Recently gone on a trip to Ukraine - Kiev and Odessa - I had a rather hard time finding translated Ukrainian literature even within the country itself and thus restricted myself to - amongst others - Alexander Pushkin for my reading material. Pushkin of course is not Ukrainian - but really to clearly differentiate between Ukrainian and Russian history is quite difficult and he furthermore spent some time living in - exile in - Odessa where he promptly seduced the local governor's wife and thus had to leave more quickly than anticipated.

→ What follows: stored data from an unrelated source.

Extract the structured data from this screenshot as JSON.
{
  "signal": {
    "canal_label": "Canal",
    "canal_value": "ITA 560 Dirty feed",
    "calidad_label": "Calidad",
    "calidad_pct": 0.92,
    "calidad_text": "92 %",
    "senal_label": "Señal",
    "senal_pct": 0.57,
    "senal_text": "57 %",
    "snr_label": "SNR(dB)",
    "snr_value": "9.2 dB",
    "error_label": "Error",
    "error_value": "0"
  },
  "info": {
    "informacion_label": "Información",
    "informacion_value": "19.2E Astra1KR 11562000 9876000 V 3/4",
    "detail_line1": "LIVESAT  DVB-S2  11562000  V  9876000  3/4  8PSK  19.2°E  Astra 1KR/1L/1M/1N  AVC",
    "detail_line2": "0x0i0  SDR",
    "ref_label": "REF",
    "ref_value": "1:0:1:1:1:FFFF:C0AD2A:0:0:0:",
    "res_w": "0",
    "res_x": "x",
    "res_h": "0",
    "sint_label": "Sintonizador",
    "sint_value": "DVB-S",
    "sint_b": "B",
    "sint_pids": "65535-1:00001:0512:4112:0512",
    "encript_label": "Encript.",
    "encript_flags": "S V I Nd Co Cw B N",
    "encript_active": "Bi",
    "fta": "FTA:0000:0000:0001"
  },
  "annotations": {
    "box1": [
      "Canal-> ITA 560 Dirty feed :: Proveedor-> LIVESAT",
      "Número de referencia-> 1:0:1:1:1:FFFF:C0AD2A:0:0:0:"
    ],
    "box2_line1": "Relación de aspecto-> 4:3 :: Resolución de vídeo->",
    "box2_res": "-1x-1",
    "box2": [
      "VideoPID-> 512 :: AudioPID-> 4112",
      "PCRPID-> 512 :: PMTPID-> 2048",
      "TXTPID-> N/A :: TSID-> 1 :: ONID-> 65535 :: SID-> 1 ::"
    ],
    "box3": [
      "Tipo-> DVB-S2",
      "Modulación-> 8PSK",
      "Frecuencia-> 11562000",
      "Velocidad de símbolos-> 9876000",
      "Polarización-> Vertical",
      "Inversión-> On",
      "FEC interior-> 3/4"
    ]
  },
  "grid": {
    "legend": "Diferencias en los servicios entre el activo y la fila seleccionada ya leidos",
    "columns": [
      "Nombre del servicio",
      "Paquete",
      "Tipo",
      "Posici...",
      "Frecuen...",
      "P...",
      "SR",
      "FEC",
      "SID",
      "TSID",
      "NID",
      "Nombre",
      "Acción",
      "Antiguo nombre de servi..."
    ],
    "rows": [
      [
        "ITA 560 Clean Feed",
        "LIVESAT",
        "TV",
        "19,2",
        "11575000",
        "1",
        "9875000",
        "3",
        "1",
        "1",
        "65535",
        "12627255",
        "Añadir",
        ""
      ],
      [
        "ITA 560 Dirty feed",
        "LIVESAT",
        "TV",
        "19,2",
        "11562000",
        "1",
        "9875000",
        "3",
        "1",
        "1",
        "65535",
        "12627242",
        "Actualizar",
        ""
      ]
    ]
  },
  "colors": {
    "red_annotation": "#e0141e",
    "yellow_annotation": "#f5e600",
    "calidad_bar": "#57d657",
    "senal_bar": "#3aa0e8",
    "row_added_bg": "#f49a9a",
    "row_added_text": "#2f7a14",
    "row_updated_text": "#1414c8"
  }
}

The Daughter of the Commandant then, where Pushkin tells the story of a Simplicissismus-like young noble posted on the Russian frontier where he and his new-found love interest are exposed to and suffer from Pugachev's Rebellion. Pushkin constant problems with the Tsarist government due to his socially critical writings and this also comes across in this - short - novel some. The young noble here comes across as naive - if later on heroic and lucky - at best, most of the higher-up officers in the army are described as incompetent or a bit corrupt, while finally the government's justice is erroneous - note: not the Tsar herself though.
In read this in one sitting - lying really - on the train from Odessa to Kiev and thought it a very enjoyable even if Pushkin's status as one of the greatest writers of Russian history was not clearly established to me with it. Curious to try and read something else of his though.